Du chef de village, l’Iman, la jeunesse et les femmes ont tous apprécié que la paix revienne définitivement à Farabougou à travers la médiation du HCIM. De vives voix, ils ont sollicité l’aide du peuple malien et du Gouvernement, car la saison hivernale et le mois de ramadan sont pour bientôt, pour cela, ils ont besoin des bœufs de charrues ou des tracteurs pour les travaux champêtres. Pour le mois de ramadan, ils aimeront avoir des vivres. Ils demandent également la reconstruction de leur mosquée en état de délabrement.
Il urge pour l’Etat d’envoyer immédiatement les services sociaux sanitaires car le besoin en raison du nombre élevé de femmes enceintes et de nouveaux nés qui n’ont jamais reçu leurs premiers vaccins. Des personnes âgées hypertendues, diabétiques qui peinent à trouver des médicaments. La réouverture rapide d’écoles s’impose également.
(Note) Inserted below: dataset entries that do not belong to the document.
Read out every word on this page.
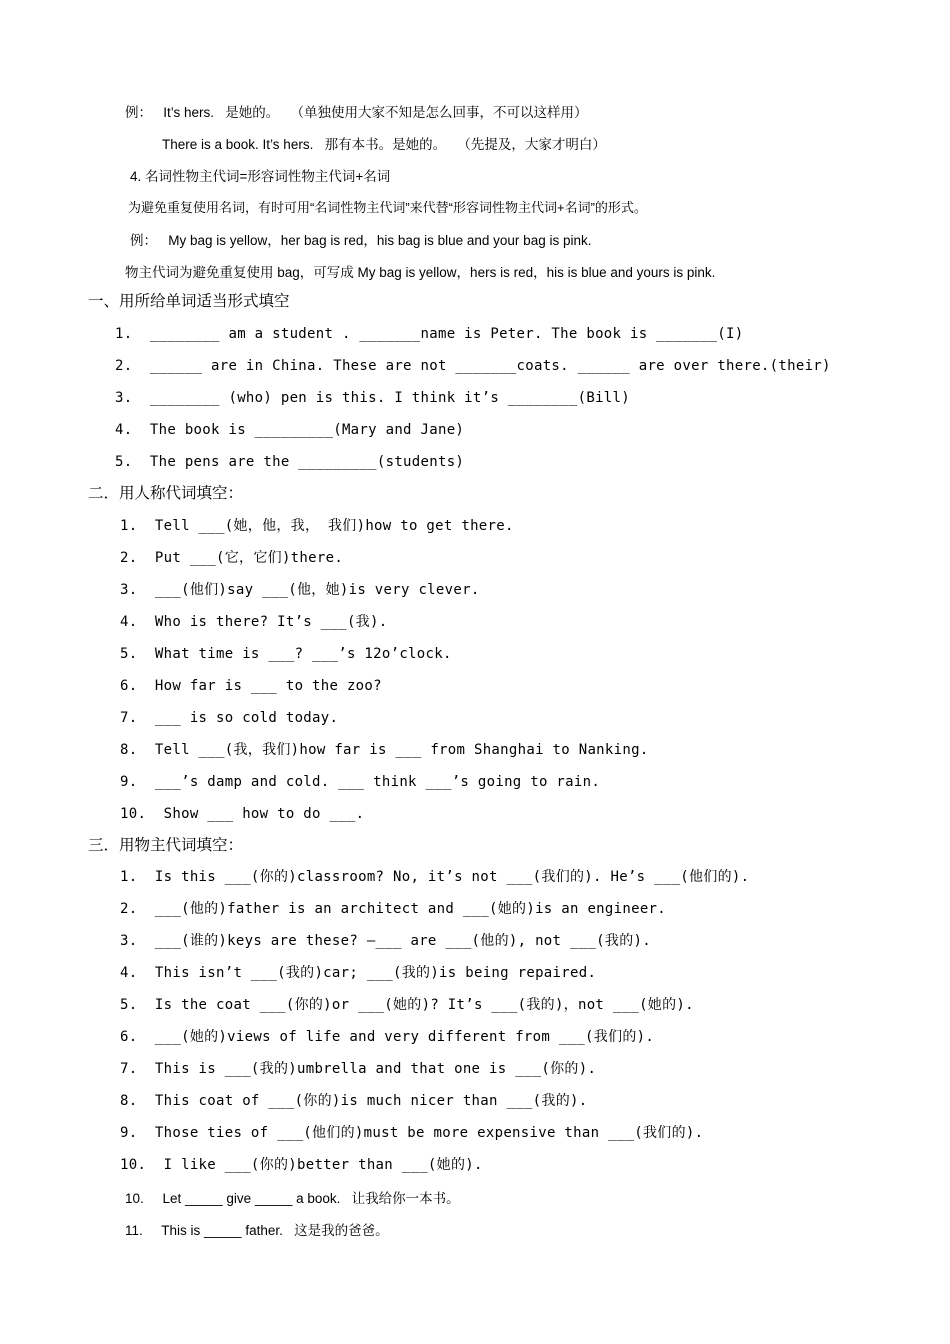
例：   It’s hers.   是她的。   （单独使用大家不知是怎么回事，不可以这样用）
There is a book. It’s hers.   那有本书。是她的。   （先提及，大家才明白）
4. 名词性物主代词=形容词性物主代词+名词
为避免重复使用名词，有时可用“名词性物主代词”来代替“形容词性物主代词+名词”的形式。
例：   My bag is yellow，her bag is red，his bag is blue and your bag is pink.
物主代词为避免重复使用 bag，可写成 My bag is yellow，hers is red，his is blue and yours is pink.
一、用所给单词适当形式填空
1.  ________ am a student . _______name is Peter. The book is _______(I)
2.  ______ are in China. These are not _______coats. ______ are over there.(their)
3.  ________ (who) pen is this. I think it’s ________(Bill)
4.  The book is _________(Mary and Jane)
5.  The pens are the _________(students)
二．用人称代词填空：
1.  Tell ___(她，他，我， 我们)how to get there.
2.  Put ___(它，它们)there.
3.  ___(他们)say ___(他，她)is very clever.
4.  Who is there? It’s ___(我).
5.  What time is ___? ___’s 12o’clock.
6.  How far is ___ to the zoo?
7.  ___ is so cold today.
8.  Tell ___(我，我们)how far is ___ from Shanghai to Nanking.
9.  ___’s damp and cold. ___ think ___’s going to rain.
10.  Show ___ how to do ___.
三．用物主代词填空：
1.  Is this ___(你的)classroom? No, it’s not ___(我们的). He’s ___(他们的).
2.  ___(他的)father is an architect and ___(她的)is an engineer.
3.  ___(谁的)keys are these? —___ are ___(他的), not ___(我的).
4.  This isn’t ___(我的)car; ___(我的)is being repaired.
5.  Is the coat ___(你的)or ___(她的)? It’s ___(我的)，not ___(她的).
6.  ___(她的)views of life and very different from ___(我们的).
7.  This is ___(我的)umbrella and that one is ___(你的).
8.  This coat of ___(你的)is much nicer than ___(我的).
9.  Those ties of ___(他们的)must be more expensive than ___(我们的).
10.  I like ___(你的)better than ___(她的).
10.     Let _____ give _____ a book.   让我给你一本书。
11.     This is _____ father.   这是我的爸爸。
Que dire du contenu de l’accord entre les djihadistes et les donzos du cercle de Niono
L’accord signé entre les djihadistes et les donzos est un compris entre les deux parties pour un « cessez le feu » sur toute l’étendue du cercle de Niono. Cet accord entre les deux parties doit être considéré comme un début de solution définitive aux problèmes d’insécurité dans la zone.
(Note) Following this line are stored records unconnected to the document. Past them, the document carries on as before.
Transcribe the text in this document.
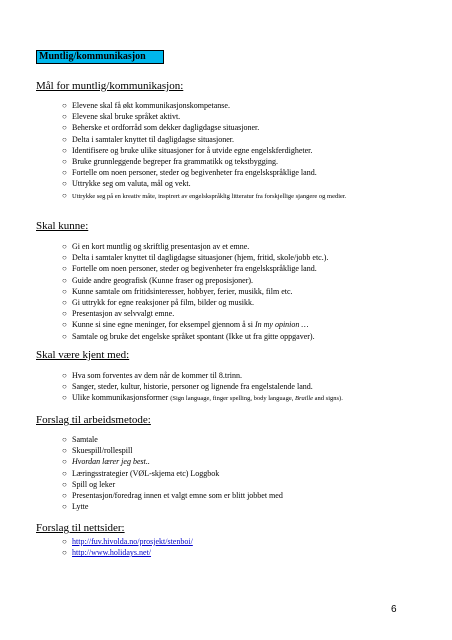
Muntlig/kommunikasjon
Mål for muntlig/kommunikasjon:
○ Elevene skal få økt kommunikasjonskompetanse.
○ Elevene skal bruke språket aktivt.
○ Beherske et ordforråd som dekker dagligdagse situasjoner.
○ Delta i samtaler knyttet til dagligdagse situasjoner.
○ Identifisere og bruke ulike situasjoner for å utvide egne engelskferdigheter.
○ Bruke grunnleggende begreper fra grammatikk og tekstbygging.
○ Fortelle om noen personer, steder og begivenheter fra engelskspråklige land.
○ Uttrykke seg om valuta, mål og vekt.
○ Uttrykke seg på en kreativ måte, inspirert av engelskspråklig litteratur fra forskjellige sjangere og medier.
Skal kunne:
○ Gi en kort muntlig og skriftlig presentasjon av et emne.
○ Delta i samtaler knyttet til dagligdagse situasjoner (hjem, fritid, skole/jobb etc.).
○ Fortelle om noen personer, steder og begivenheter fra engelskspråklige land.
○ Guide andre geografisk (Kunne fraser og preposisjoner).
○ Kunne samtale om fritidsinteresser, hobbyer, ferier, musikk, film etc.
○ Gi uttrykk for egne reaksjoner på film, bilder og musikk.
○ Presentasjon av selvvalgt emne.
○ Kunne si sine egne meninger, for eksempel gjennom å si In my opinion …
○ Samtale og bruke det engelske språket spontant (Ikke ut fra gitte oppgaver).
Skal være kjent med:
○ Hva som forventes av dem når de kommer til 8.trinn.
○ Sanger, steder, kultur, historie, personer og lignende fra engelstalende land.
○ Ulike kommunikasjonsformer (Sign language, finger spelling, body language, Braille and signs).
Forslag til arbeidsmetode:
○ Samtale
○ Skuespill/rollespill
○ Hvordan lærer jeg best..
○ Læringsstrategier (VØL-skjema etc) Loggbok
○ Spill og leker
○ Presentasjon/foredrag innen et valgt emne som er blitt jobbet med
○ Lytte
Forslag til nettsider:
○ http://fuv.hivolda.no/prosjekt/stenboi/
○ http://www.holidays.net/
6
Il s’articule autour des points suivants :
1- l’accord concerne toute l’étendue du cercle de Niono et rentre en viguier le dimanche 15 mars 2021 à partir de 23 heures ;
2- les populations de Niono sont libres de vaguer à leurs occupations (travaux dans les champs, accès aux marchés et aux foires hebdomadaires, coupe de bois morts…) sans menace ni crainte ;
3- les différends religieux entre populations seront gérés par les oulémas des localités respectifs, sauf exception pour des peules victimes de délits de faciès et de stigmatisation ainsi que pour toute autre personne, d’une façon volontaire, décide de soumettre son problème aux djihadistes. Ces cas seront gérés par les djihadistes avec possibilité de comparer le verdict aux avis des oulémas de la localité ; la liberté aux femmes de porter les habits de leurs choix sauf dans les zones où se trouvent les djihadistes ;
4- libre choix des donzos de porter partout, leurs tenues et fusils sur toute l’étendue du cercle de Niono sans condition ;
5- l’acceptation des djihadistes de prêcher dans les villages munis de leurs armes ;
6- la libération de tous les détenus donzos et d’autres personnes aux mains des djihadistes et des donzos sans conditions ;
7- amnistie pour tous les auteurs des infractions commises, de part et d’autre, sans dommage et intérêts ;
8- la levée de blocus sur la population de farabougou et l’éloignement des djihadistes de ce village sans condition pendant au moins un mois, ainsi que le retrait de l’armée de ce village d’ici un mois.
- Transformer la commission nationale de réconciliation du Haut Conseil Islamique à une commission nationale de médiation et de réconciliation, rattachée à la Primature, ou à défaut au Ministère de la Réconciliation et dotée de toutes les expertises nationales en la matière afin qu’elle contribue à l’endiguement de cette insécurité idéologique dans notre pays.